Apple has responded to complaints by Norway's consumer watchdog - that it uses unfair practices by making its iTunes service incompatible with rivals systems - by refuting the claims and championing its use of DRM.
Norway's consumer council complained to Apple earlier this year that iTunes' lack of interoperability with digital music players other than the iPod was not in the best interests of consumers. The watchdog said consumers must be allowed to transfer their iTunes-bought songs to the MP3 player of their choice, both now and in the future.
Apple has now filed its response to the complaint, telling the regulator it isn't behaving unfairly, rather it's protecting the interests of the individuals whose music it sells.
Torgeir Waterhouse, senior advisor with the consumer council, refuted the idea. "It's very difficult to see how locking consumers into the iPod is preserving the rights of any given artist... It's just not replying to [the complaint]. Apple are trying to smokescreen it away," he said.
Waterhouse said other elements of its objections to Apple's business practices, such as its ability to change terms of service after purchase and have them retroactively apply to downloads, had been responded to positively by the company.

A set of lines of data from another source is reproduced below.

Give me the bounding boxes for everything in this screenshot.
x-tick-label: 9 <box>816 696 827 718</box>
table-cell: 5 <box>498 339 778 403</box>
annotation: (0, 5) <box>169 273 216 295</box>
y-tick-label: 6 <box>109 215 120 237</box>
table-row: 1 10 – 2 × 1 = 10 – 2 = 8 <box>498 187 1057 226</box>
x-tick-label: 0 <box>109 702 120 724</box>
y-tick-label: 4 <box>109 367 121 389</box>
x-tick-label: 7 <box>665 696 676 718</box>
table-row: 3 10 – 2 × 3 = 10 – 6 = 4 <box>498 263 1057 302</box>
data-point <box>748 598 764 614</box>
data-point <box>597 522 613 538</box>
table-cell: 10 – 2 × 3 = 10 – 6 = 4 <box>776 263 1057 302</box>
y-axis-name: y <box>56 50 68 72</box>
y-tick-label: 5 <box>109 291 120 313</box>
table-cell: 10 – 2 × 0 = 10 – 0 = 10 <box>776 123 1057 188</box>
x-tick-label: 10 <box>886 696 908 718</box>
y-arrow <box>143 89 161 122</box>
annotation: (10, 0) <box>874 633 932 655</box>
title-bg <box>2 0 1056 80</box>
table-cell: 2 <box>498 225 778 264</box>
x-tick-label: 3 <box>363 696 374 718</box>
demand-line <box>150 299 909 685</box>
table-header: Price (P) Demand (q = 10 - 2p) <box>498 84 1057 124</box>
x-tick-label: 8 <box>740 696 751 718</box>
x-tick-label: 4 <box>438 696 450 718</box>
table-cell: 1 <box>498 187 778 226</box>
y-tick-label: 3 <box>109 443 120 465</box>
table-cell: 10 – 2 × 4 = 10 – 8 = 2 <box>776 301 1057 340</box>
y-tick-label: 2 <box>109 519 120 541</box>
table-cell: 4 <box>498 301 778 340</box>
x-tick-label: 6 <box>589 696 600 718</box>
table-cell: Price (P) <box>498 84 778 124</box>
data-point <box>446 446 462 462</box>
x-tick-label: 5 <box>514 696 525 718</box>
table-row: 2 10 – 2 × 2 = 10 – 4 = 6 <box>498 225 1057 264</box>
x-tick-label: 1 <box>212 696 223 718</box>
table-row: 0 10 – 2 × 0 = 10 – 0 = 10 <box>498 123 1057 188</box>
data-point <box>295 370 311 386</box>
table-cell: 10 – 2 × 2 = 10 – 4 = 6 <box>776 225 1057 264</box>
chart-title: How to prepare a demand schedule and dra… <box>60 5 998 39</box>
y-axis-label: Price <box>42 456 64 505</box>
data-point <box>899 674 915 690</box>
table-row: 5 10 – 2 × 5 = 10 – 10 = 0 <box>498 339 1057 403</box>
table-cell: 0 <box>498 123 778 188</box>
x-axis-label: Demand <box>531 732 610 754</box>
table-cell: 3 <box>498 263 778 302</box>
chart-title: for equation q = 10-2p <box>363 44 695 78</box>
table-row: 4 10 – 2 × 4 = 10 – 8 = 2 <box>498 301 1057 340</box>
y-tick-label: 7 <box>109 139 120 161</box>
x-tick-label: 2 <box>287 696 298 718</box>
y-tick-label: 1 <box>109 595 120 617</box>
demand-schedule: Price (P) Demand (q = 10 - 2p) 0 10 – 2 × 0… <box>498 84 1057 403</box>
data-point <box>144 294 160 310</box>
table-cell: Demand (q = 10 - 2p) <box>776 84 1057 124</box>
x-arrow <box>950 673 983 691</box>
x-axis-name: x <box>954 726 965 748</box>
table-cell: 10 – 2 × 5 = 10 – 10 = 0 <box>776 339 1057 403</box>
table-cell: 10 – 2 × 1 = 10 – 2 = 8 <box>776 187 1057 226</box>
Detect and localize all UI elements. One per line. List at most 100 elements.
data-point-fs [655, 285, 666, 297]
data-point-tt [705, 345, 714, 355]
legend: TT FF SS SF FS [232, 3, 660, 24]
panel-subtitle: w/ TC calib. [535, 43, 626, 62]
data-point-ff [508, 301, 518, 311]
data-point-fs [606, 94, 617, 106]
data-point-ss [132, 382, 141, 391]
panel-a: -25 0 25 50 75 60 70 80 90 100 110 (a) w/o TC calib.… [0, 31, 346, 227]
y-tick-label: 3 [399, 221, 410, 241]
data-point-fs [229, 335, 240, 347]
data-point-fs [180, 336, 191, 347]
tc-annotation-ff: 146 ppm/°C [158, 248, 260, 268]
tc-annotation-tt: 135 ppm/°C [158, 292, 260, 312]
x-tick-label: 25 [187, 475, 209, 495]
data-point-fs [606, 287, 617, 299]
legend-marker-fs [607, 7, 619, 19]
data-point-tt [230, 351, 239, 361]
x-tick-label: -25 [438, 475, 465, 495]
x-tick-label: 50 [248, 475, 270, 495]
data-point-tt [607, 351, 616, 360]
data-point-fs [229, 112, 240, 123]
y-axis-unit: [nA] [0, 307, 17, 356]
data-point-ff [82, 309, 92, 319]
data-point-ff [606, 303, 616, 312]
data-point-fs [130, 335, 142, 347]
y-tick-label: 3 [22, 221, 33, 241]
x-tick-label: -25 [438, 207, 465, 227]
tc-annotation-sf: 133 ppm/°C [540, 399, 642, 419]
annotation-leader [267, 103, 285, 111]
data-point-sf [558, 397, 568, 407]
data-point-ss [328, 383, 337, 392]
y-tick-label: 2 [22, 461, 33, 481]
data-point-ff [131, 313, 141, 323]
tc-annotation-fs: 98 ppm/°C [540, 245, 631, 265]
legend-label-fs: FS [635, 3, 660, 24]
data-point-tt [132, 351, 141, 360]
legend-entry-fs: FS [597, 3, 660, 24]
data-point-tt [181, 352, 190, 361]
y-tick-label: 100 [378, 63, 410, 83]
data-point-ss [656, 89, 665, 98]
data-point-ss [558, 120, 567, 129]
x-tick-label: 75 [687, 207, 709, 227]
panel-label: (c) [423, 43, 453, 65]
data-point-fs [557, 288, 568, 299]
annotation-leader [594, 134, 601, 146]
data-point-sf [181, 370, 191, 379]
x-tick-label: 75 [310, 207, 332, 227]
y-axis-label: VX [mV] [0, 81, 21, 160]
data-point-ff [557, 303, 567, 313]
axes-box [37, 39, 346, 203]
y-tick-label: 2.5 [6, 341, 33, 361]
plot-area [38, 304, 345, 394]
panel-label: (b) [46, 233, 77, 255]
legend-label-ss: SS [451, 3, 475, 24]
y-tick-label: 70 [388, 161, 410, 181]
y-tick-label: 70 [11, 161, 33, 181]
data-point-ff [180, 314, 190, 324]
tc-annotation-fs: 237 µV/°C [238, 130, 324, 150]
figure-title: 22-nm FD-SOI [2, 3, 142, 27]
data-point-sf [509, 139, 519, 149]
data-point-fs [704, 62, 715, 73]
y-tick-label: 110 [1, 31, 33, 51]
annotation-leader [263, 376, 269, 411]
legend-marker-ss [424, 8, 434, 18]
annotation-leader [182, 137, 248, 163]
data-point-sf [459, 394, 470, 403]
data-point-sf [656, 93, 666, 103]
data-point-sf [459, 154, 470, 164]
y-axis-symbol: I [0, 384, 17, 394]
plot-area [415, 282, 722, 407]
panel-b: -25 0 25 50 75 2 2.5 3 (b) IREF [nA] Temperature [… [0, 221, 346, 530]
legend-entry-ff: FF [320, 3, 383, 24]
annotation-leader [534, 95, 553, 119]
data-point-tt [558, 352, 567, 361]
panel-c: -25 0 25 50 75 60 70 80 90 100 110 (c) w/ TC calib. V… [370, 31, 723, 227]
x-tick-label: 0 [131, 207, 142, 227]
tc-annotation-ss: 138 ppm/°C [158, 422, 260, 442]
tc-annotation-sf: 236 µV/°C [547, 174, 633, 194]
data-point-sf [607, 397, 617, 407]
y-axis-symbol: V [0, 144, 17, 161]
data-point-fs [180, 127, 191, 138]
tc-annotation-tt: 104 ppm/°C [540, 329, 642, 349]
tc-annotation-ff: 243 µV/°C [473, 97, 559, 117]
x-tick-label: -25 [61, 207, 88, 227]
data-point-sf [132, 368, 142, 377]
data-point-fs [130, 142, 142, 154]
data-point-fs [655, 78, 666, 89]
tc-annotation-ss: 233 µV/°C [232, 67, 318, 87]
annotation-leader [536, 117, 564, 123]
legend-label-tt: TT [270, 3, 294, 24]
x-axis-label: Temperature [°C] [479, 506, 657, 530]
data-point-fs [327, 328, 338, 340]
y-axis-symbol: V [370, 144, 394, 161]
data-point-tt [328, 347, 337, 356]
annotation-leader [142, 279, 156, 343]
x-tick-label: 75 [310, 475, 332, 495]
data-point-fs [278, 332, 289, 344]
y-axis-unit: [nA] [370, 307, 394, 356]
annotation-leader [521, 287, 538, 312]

He added: "The reply from them is a good start but it's a very, very long way to go before we can say we're satisfied."
The response is still being reviewed and there has been no decision at present by the ombudsman on what the next step will be. However, if it's found that Apple isn't complying with the ombudsman's wishes, the company could face court.
Waterhouse said Apple appears unmoveable on the issue of DRM and he expects a "long struggle" over the issue.